How about something else?

And another thing 

Whelp

He is drawing an octopus with colored pencils 


Once a man penned a palm holding a flower, black inked and beautiful on painted yellow. 

We sat open locked eyes and shared for sixty minutes.

We drank so much water so fast we got high. 

He was very kind and open-hearted and I never talked to him again. 


Once a friend got quiet during my favorite verse so I could sing it. 

The ocean lapped the sand and we laid in the open trunk of a beige Subaru. 

I lived on his couch for six weeks and made $97 working part-time at a pizza shop. 

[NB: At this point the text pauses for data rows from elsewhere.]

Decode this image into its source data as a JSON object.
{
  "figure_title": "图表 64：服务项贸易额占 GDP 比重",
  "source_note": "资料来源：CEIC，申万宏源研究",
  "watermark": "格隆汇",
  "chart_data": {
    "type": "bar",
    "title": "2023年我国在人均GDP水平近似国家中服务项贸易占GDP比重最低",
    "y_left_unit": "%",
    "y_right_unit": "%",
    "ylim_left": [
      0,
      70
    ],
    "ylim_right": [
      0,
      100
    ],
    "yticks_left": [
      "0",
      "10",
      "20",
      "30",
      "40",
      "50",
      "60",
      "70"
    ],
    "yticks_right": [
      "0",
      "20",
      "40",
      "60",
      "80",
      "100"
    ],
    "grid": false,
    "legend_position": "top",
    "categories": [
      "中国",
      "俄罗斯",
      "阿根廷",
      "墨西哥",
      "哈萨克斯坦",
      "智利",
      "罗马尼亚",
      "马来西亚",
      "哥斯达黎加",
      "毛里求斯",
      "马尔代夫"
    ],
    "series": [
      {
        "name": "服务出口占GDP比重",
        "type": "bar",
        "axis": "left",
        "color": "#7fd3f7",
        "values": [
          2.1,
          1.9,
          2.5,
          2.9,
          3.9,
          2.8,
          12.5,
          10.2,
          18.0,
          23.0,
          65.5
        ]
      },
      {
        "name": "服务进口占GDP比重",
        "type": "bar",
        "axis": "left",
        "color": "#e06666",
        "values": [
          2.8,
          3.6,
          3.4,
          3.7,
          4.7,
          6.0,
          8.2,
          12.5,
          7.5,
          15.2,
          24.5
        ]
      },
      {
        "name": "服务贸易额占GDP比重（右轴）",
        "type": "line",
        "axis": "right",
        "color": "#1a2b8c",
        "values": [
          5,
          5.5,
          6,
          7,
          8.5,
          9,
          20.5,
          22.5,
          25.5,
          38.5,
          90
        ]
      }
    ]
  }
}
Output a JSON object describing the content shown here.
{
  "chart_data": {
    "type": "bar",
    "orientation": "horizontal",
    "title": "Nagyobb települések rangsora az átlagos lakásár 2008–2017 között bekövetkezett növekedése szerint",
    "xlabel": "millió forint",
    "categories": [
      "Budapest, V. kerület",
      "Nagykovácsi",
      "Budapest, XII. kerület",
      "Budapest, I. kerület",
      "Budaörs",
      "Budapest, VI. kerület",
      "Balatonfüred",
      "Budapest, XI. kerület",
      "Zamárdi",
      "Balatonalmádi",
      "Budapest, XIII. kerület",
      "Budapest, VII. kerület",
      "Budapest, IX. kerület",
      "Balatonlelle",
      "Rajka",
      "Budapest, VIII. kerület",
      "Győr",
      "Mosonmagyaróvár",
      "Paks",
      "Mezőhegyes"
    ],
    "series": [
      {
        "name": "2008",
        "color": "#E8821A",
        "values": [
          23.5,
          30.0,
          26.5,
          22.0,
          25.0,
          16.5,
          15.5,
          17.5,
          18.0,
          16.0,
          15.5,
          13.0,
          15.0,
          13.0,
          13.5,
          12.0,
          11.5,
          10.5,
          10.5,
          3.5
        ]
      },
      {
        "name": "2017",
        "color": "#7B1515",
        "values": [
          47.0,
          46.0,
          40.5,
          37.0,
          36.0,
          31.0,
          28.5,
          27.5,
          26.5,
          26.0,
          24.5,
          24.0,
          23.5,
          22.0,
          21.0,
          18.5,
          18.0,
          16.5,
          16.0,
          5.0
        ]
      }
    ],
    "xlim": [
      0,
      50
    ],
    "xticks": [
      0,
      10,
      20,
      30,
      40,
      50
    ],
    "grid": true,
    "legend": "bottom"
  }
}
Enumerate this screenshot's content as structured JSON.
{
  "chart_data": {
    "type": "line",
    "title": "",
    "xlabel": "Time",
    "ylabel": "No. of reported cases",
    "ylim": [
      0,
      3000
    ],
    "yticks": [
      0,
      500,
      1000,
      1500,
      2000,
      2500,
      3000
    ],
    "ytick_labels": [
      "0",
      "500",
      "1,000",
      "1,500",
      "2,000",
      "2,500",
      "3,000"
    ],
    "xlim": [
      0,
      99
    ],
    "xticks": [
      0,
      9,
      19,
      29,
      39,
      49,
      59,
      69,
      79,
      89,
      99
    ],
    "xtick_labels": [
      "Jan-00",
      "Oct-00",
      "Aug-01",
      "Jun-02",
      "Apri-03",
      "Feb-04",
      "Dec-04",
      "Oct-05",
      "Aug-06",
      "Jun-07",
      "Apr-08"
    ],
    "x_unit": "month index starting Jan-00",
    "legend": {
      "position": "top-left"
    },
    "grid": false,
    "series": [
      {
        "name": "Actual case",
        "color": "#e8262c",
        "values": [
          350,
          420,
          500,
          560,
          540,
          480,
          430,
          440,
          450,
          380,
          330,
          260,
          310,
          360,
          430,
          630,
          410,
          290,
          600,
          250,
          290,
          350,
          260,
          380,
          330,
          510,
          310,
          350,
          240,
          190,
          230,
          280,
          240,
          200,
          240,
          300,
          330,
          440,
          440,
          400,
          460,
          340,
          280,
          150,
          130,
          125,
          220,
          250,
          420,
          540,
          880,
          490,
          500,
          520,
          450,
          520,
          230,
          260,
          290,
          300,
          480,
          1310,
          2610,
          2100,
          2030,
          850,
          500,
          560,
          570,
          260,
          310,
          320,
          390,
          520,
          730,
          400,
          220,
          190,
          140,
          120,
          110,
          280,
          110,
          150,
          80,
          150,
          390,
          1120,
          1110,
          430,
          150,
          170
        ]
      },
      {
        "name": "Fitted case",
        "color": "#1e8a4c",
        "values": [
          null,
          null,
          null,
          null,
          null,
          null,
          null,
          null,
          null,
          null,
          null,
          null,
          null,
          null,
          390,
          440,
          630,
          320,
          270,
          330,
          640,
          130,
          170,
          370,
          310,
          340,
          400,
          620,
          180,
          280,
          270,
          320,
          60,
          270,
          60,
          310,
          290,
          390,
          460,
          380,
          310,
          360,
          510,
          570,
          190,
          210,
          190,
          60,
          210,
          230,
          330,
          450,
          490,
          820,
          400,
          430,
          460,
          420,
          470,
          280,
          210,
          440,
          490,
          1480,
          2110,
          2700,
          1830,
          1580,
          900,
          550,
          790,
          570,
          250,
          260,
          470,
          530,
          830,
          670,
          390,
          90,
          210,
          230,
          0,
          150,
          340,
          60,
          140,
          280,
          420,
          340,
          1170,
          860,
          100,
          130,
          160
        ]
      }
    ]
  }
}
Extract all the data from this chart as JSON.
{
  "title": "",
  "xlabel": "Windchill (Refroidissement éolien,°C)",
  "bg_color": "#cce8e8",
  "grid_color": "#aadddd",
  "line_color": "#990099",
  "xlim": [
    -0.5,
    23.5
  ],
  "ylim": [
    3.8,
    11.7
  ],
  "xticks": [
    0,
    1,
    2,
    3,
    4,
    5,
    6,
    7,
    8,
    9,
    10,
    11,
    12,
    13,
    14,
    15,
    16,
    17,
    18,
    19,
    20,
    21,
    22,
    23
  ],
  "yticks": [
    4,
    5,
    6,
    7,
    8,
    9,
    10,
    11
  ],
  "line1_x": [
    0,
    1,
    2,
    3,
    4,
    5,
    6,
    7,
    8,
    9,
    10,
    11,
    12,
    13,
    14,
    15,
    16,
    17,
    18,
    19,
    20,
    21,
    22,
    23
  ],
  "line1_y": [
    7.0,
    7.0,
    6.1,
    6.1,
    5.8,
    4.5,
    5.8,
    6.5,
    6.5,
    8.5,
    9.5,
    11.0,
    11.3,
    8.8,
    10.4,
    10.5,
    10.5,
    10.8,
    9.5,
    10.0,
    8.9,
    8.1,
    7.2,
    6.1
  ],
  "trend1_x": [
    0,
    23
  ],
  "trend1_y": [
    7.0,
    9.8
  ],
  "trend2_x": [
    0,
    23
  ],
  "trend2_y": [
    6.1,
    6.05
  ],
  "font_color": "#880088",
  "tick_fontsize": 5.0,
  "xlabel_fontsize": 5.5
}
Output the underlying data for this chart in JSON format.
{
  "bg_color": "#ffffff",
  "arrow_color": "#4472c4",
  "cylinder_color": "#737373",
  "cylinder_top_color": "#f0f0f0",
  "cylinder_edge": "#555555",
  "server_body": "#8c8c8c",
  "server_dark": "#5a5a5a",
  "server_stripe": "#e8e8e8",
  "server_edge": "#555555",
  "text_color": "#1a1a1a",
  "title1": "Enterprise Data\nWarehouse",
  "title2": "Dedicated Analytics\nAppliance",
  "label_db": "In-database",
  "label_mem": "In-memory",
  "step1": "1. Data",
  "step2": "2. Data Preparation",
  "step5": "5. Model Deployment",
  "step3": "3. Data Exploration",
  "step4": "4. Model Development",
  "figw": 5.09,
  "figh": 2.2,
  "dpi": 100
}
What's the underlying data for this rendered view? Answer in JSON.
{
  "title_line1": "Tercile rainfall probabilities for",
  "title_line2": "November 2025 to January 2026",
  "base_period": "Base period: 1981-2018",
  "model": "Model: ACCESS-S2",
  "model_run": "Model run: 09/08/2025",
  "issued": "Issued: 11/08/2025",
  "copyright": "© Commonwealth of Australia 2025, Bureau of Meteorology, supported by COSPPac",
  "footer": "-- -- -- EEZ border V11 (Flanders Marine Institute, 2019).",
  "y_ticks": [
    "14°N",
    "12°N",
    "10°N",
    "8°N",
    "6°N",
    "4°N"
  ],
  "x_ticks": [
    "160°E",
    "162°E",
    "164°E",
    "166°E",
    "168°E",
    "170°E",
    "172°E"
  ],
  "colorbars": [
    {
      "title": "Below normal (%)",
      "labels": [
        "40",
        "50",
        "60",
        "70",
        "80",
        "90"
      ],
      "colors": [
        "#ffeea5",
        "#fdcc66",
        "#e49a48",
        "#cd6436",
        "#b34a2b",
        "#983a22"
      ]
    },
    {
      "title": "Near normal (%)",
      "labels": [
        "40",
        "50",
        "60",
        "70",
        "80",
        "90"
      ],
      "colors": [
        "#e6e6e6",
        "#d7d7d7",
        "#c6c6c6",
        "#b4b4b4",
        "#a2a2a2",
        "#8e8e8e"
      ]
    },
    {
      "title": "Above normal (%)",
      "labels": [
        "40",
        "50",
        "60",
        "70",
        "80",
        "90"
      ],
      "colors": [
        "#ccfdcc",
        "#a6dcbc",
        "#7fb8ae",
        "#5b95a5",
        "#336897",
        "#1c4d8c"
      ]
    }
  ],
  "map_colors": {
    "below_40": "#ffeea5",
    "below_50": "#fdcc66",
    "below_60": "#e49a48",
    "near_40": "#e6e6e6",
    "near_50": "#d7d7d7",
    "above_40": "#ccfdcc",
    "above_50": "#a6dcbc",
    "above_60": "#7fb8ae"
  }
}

Once I snapped my ankle and hopped or strapped my arms round his chest for six miles out of the backcountry, body torn up for months. 

Once we climbed a mountain on snowshoes. 

We moved to Queens and the kindly men sitting on the dirty sidewalk outside the hookah bar helped unload our Uhaul. 

Once I moved to Washington, D.C. alone and lived with an uptight woman who displayed Bob Marley paraphernalia all over her house and car, a green VW bug. 

I've been Loki for nearly seven years. 



What'd you think of Moonstruck? 

I really appreciated it for being a really interesting storyline and script and plot. 

I don't know if I liked it. 

It was weird. 



There are three different little trays there. 

Not octopus. Jellyfish

What are the parts in between the choruses again? 

If I want to become a farmer goddamnit I can do it. 



Monday, February 28, 2022

Just some cool stuff


I have one or two links for you. 

Some organic gardening supplies and resources, some funky seeds

I haven't been alone in so long 


Let me finish this load of dishes 

Let me help your life makes sense, thirty-five years late

Didn't you know there was something wrong with you 


A cutting board clanks inside the sink 

Do I remember how to say yes 

2,100 trees later I'm really doing it 


There is a flotilla of twigs above the dam 

Hanna wades in the creek smiling 

Let me go, I dare ya 

We can do it tomorrow night 


I have buzzed the side of my head and I love it 

More more more 

I am as cool as I aspire to be 


I got us 800 dollars in cash 

Hanna's such a goober 

The soil in the planter has frozen 

I'll tell you more about 'em tomorrow.